Don’t get the impression that I’m complaining. But I have a thousand things to blog about, but no time! As Dave Weinberger hints, people have time to blog only when they don’t have a full-time job! Therefore, if a lot of people are blogging, then…
Speaking of unemployment, Paul Solman did an amazing segment on unemployment numbers for PBS newshour. Quote:
2.2 million more Americans are getting disability than in 1982. Like discouraged workers, they’re also out of the workforce. If they weren’t, David Autor thinks disability alone would add considerably to today’s unemployment rate. And then there’s prison. In 1982, about ? million Americans were behind bars. Today, the number is above 2 million… So not only do the incarcerated make today’s unemployment rate for men seem lower than it should be because so many more of them are behind bars, they may suppress the rate for years to come by becoming disproportionately discouraged workers once they re-enter society.

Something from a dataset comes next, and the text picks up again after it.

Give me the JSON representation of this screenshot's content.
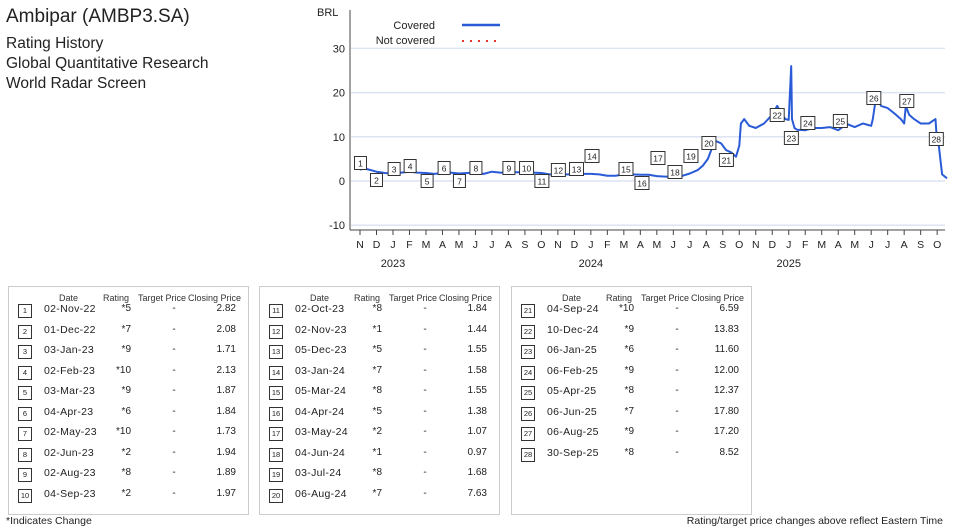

That then ends the list of adjustments. Add them all up, and today’s 6.4 percent official unemployment rate approaches 1982’s 10.8 percent record, at least for men. There’s one last way to confirm this. Back in 1982, the percent of total working age men not employed for whatever reason– discouraged, disabled, jailed, retired early, or officially out of work– was 17.3 percent. But as of last month, that total was even higher: 17.8 percent not employed, which make the current job bust, at least for men, look far deeper than the official unemployment rate suggests.